Regbar, le 15 janvier 2010 à 00:01, dit :
Sinon, ne confondez pas votre lecture et mes propos : je pense que notre incarnation ici est nécessaire, en tous cas qu'elle l'est pour moi. Simplement, je suis humble en disant que même à mon stade, et il me semble pourtant que le créateur m'a assez bien gâté, il faut vraiment être modeste car à chaque fois que je progresse sur la connaissance de moi-même, en même temps que je progresse, je m'oppose à des choses de plus en plus solides. C'est pour ça que je disais, ici et sur le topic de Doutoïd notamment, que sur Terre la majorité ne peut pas aller beaucoup vers son être, seulement très peu à chaque incarnation. Je n'ai cependant pas prétendu que le suicide réglait quoi que ce soit : que chacun fasse ce qu'il a à faire, même peu, dans son incarnation, sinon il devra revenir. Contrairement à certains Cathares, je ne pense pas que le suicide soit une solution.
Simplement, je ne pense pas que tout le monde puisse aller vers son être, car ce serait nier la réalité qui nous est montrée tous les jours, à chaque seconde. Dans la phrase que vous avez citée, je voulais dire que la Terre est "contre-nature" pour l'être, au ses conditions ne permettent pas à l'être de s'exprimer pour la grande majorité des gens. Bref je voulais juste tempérer les espoirs de beaucoup ici, et je le fais avec un grand plaisir

Ne pas penser que tout le monde puisse aller vers son être, afin de ne pas nous communiquer de faux espoirs, est aussi fictif et illusoire, à mon avis, que de penser que tout le monde va aller vers son être au même moment, ou de la même façon.

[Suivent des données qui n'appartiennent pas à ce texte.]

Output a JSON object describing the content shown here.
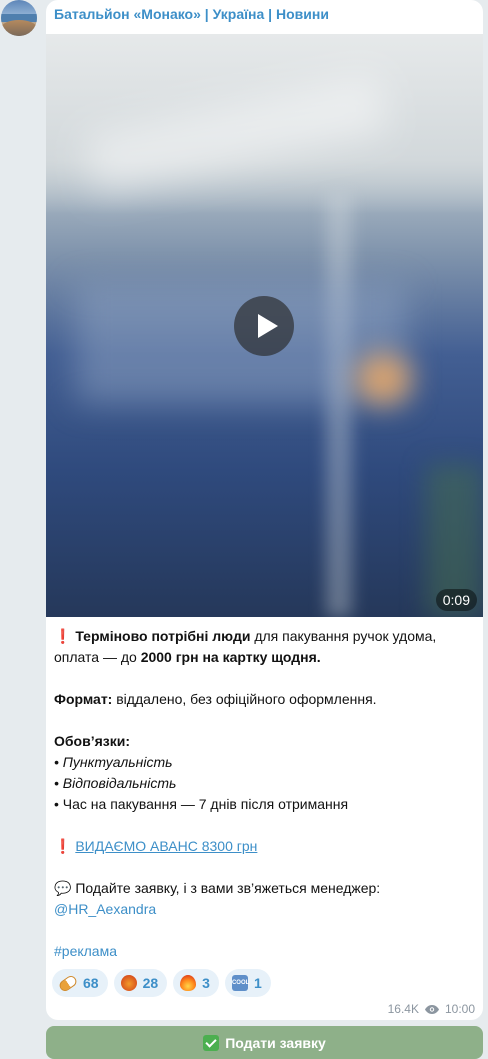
{
  "channel": {
    "name": "Батальйон «Монако» | Україна | Новини"
  },
  "video": {
    "duration": "0:09"
  },
  "post": {
    "line1_excl": "❗",
    "line1_bold": "Терміново потрібні люди",
    "line1_rest": " для пакування ручок удома, оплата — до ",
    "line1_bold2": "2000 грн на картку щодня.",
    "format_label": "Формат:",
    "format_value": " віддалено, без офіційного оформлення.",
    "duties_title": "Обов’язки:",
    "duty1": "• Пунктуальність",
    "duty2": "• Відповідальність",
    "duty3": "• Час на пакування — 7 днів після отримання",
    "advance_excl": "❗",
    "advance_link": "ВИДАЄМО АВАНС 8300 грн",
    "apply_emoji": "💬",
    "apply_text": " Подайте заявку, і з вами зв’яжеться менеджер:",
    "manager": "@HR_Aexandra",
    "hashtag": "#реклама"
  },
  "reactions": [
    {
      "icon": "pill-icon",
      "count": "68"
    },
    {
      "icon": "angry-face-icon",
      "count": "28"
    },
    {
      "icon": "fire-icon",
      "count": "3"
    },
    {
      "icon": "cool-icon",
      "count": "1",
      "label": "COOL"
    }
  ],
  "meta": {
    "views": "16.4K",
    "time": "10:00"
  },
  "cta": {
    "label": "Подати заявку"
  }
}
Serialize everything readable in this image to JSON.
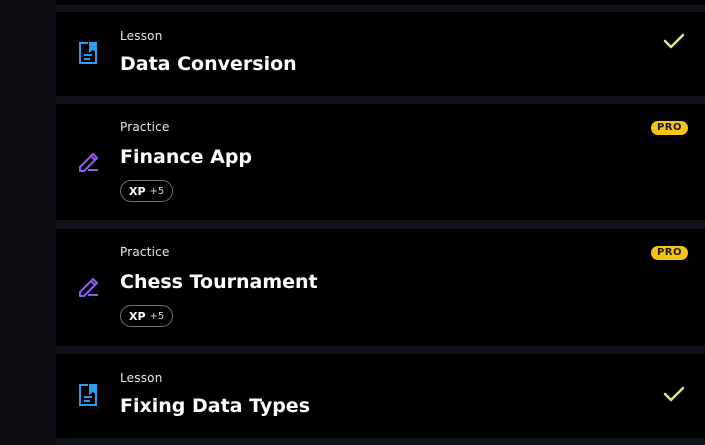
{
  "items": [
    {
      "type_label": "Lesson",
      "title": "Data Conversion",
      "icon": "lesson-document-icon",
      "status_icon": "checkmark-icon"
    },
    {
      "type_label": "Practice",
      "title": "Finance App",
      "icon": "practice-pencil-icon",
      "badge": "PRO",
      "xp_label": "XP",
      "xp_value": "+5"
    },
    {
      "type_label": "Practice",
      "title": "Chess Tournament",
      "icon": "practice-pencil-icon",
      "badge": "PRO",
      "xp_label": "XP",
      "xp_value": "+5"
    },
    {
      "type_label": "Lesson",
      "title": "Fixing Data Types",
      "icon": "lesson-document-icon",
      "status_icon": "checkmark-icon"
    }
  ],
  "colors": {
    "lesson_icon": "#2f9bef",
    "practice_icon": "#8c5cf0",
    "check": "#d6e98a",
    "pro_badge": "#f6c416",
    "card_bg": "#000000",
    "page_bg": "#0b0d12"
  }
}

C'est agiter la même médaille avec ses 2 revers, en omettant le champ du temps et celui des outils, parfois, imprévus
La modestie peut être aussi d'accueillir l'imprévu qui fera remettre en question nos... bon... je ne vais pas dire a priori ou préjugés, pour ne pas être trop rude... mais nos postulats, idées, conclusions.
Comme par exemple, d'accepter nos limites un jour, et ce de manière entière au point que ça nous touche de partout et nous rende tristounet, sans pour autant fermer définitivement la porte aux possibilités qu'un autre jour, ce qui était des limites pour nous n'en sont plus.
Et ceci, sans forcément avoir bossé mentalement dans ce sens : il peut s'agir d'une rencontre, un échange, un évènement,
imprévu : assez imprévu pour que cela produise un choc qui déstabilise nos concepts habituels et convenus, nos conditionnements (qu'on s'est créé, aidé par un contexte particulier ou général) mais assez familier pour qu'il fasse écho dans des recoins de nous qu'on ne soupçonnait pas, ceci ayant l'opportunité de laisser ouvert des portes pour que cet imprévu fasse son chemin (et qu'on l'assimile).
Pour la petite anecdote, que j'avais déjà racontée sur feu OVDT, j'étais tombée amoureuse (coup de foudre) d'un homme travaillant sur le chantier qui m'escagaçait à me siffler ou m'interpeller à chaque fois que je passais devant pour me rendre au taf.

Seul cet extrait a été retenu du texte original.